I'm implementing a small dictionary database where I'd like to do searches based on lexical/semantic similarity between them..
For example, beer
has "sister words" such as soda, lemonade, wine, champagne
each "different" in a "different direction" (in example: the first two are "moderate" versions of the idea of "beer", while the latter two are "more extreme" versions)
I know WordNet has an API, but most of the words (and phrases) in my dictionary are related in more informal ways
(another example. "gangster" is related to [nun, orphan, rebel
] {criminal, mafia boss, murderer
}, where extremity varies from left to right, and the ones in [] are considered "positive extremities", and the ones in {} are "negative extremities")
In usage:
- User enters search input (a word)
- Word is matched with sister words.
- User has chance to "finetune word" by altering extremities in at least 2 directions, such as in examples above.

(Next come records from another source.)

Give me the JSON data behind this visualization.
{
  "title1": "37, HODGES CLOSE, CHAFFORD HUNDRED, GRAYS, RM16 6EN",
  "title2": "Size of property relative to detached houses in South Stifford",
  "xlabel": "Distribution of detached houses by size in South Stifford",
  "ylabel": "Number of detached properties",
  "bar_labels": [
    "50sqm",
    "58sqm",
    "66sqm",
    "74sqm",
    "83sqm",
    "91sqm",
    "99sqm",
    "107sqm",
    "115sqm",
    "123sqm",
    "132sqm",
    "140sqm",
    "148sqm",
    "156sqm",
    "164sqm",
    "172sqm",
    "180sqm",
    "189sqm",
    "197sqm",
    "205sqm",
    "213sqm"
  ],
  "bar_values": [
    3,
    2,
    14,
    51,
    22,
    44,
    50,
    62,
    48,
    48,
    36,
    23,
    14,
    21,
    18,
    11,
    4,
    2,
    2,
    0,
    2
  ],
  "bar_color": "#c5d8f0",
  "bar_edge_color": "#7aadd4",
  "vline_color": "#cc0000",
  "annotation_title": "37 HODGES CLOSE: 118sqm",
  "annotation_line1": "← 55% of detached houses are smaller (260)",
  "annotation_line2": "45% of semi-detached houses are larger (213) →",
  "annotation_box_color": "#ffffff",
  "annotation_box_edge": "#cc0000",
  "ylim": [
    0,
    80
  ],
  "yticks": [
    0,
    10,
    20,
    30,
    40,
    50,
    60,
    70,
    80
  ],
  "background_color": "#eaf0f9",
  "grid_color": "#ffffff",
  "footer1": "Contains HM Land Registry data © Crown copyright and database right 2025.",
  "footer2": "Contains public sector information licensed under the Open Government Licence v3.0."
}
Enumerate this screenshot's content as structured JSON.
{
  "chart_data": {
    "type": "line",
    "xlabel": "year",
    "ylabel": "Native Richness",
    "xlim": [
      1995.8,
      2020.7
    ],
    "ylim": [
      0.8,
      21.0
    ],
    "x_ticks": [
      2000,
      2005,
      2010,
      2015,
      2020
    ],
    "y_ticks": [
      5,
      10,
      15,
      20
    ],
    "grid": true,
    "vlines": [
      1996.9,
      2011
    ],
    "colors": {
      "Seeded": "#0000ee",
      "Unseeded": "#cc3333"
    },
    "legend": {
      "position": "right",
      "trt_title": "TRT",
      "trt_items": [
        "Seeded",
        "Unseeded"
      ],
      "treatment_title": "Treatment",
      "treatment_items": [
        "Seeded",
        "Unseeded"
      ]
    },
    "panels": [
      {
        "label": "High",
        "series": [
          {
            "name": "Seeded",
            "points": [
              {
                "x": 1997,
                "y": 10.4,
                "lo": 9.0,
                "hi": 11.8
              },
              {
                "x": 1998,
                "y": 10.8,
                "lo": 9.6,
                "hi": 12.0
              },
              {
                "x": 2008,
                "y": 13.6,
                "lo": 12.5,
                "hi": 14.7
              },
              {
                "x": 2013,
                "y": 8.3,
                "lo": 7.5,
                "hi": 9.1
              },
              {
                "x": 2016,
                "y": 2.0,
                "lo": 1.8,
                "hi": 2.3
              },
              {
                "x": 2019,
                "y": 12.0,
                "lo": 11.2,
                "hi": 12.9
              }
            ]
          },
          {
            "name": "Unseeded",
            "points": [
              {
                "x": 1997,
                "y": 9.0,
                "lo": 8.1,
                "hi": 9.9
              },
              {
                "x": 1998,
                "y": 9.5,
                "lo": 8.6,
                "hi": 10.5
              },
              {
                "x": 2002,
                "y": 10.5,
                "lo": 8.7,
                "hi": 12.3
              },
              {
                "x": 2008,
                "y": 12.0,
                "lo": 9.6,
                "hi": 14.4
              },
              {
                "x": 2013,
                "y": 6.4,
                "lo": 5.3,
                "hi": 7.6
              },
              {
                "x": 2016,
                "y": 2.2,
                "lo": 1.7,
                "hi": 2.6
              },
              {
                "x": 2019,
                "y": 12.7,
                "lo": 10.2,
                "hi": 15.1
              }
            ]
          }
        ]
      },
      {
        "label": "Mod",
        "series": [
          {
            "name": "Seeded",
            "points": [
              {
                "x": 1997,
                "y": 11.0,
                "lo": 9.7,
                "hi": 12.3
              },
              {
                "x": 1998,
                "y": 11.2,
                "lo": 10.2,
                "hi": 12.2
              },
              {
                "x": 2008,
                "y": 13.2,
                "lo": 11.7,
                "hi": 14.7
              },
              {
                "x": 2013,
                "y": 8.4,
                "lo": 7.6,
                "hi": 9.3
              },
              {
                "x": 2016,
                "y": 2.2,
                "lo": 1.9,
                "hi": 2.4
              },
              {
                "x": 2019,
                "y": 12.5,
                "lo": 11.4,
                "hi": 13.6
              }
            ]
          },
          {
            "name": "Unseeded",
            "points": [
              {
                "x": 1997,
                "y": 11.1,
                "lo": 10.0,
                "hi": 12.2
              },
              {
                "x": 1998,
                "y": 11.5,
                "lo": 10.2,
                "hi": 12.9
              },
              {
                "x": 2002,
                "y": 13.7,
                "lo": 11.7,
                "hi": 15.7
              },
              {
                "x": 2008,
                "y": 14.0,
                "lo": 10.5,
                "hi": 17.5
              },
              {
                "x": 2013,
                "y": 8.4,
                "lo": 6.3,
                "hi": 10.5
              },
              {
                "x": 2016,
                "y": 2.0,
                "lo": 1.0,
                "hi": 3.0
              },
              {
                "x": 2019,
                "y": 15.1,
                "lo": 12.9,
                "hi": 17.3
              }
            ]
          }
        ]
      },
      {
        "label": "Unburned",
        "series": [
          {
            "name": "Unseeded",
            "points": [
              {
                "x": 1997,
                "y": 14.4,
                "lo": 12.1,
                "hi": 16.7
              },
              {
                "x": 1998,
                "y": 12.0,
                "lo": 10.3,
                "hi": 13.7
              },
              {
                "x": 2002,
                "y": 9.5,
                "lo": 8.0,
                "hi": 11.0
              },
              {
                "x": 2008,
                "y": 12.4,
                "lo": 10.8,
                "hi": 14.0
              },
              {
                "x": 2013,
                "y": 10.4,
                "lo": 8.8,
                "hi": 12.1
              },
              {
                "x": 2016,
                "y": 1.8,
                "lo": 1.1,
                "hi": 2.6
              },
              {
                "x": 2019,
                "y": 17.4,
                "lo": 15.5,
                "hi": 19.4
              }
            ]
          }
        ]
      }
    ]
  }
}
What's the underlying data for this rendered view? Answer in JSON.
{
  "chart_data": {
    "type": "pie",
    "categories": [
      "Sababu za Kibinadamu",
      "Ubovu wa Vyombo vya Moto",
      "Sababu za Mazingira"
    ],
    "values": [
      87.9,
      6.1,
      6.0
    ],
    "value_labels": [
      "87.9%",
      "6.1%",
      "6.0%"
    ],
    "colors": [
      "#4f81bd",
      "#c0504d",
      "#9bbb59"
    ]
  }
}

What's the best way to implement such a search -- steps 2 and 3 above?
I'm considering using PHP/MySQL since that is what I am familiar with, but what are better alternatives? Again - keep in mind that this isn't a large dictionary. It's just a selection of common words.
Here's my attempt at answering this - it's very, very basic... improvement suggestions welcome:
MySQL table words:
id, (primary key, autoincrement)
word (varchar 75),
relatedword (varchar 75)
relationscore (int 11)
direction (tinyint, -1 or 1)
Given a $word query and $direction:
"SELECT relatedword FROM words WHERE word='$word' AND direction=$direction ORDER BY relationscore DESC"